I już na starcie możemy uspokoić dziennikarkę TVN. Być może z faktu przebywania na wakacjach Kinga Rusin nie zauważyła, że w ostatni piątek politycy zaczęli – niestety – coś w tej sprawie robić. Jak wiadomo socjalizm walczy z problemami nieznanymi w żadnym innym systemie.
Pod rządami Prawa i Sprawiedliwości powstała nowa instytucja Wody Polskie – a ta musi się czymś zajmować. W piątek poinformowano, że trwają prace nad strategią zapobieganiu suszy w Polsce, powstaną m.in. mapy zagrożenia suszą oraz rekomendacje dot. jej zwalczania.
Szef Wód Polskich poinformował ponadto, że inwestycje prowadzone przez przedsiębiorstwo rocznie kosztują ok. 6 mld zł. Także tym niewielkim kosztem urzędnicy uchronią nas przed śmiercią z pragnienia. Brak wody to jednak nie jedyny problem gwiazdy TVN.
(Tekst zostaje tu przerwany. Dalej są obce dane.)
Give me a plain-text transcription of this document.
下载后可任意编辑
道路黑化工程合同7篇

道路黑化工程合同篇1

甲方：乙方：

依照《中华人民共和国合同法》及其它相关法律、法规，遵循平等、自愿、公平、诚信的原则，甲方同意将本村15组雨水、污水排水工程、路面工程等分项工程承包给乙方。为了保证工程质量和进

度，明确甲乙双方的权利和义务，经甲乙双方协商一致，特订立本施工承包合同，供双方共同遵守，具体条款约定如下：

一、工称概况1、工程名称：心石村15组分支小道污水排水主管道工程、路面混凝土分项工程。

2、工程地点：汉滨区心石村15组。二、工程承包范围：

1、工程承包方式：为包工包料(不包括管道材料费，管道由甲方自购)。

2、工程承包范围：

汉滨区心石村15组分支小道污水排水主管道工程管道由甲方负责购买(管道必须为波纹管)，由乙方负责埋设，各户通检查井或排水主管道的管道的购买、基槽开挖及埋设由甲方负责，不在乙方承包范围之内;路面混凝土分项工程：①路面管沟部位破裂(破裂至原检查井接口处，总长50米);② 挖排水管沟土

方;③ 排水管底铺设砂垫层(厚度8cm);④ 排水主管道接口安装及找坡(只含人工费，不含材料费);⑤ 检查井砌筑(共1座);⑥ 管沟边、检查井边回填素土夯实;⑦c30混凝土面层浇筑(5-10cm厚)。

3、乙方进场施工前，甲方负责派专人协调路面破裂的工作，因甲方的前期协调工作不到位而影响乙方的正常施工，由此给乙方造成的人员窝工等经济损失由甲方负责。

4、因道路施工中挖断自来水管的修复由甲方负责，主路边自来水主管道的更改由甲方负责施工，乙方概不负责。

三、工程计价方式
Kinga Rusin, jak przystało na postępowego światowca, zna się też na wielu innych kwestiach. – Globalne ocieplenie, dewastacja środowiska naturalnego, regularne zatruwanie rzek, masowe wycinanie lasów, pustynnienie, które zaczyna dotykać centralną Polskę… Dokąd zmierzamy!? – „zastanawia się” Rusin.
Zdaniem dziennikarki TVN jest jednak jeszcze dla nas nadzieja. – Tylko ochrona środowiska może nas uratować. W tej kwestii obecnie możemy liczyć wyłącznie na siebie (…) Zakręćmy krany kiedy myjemy zęby, bierzmy szybki prysznic zamiast kąpieli, używajmy naturalnych środków myjących i piorących, filtrujmy wodę zamiast kupować ją w plastikowych butelkach – to w sumie żaden wielki wysiłek, a tak wiele może znaczyć – proponuje Rusin.
Niewątpimy, że Kinga Rusin wraz z premierem Morawieckimi i jego Polskimi Wodami zwyciężą z suszą. A może już zwyciężyli skoro Pustynia Błędowska już prawie całkowicie zarosła?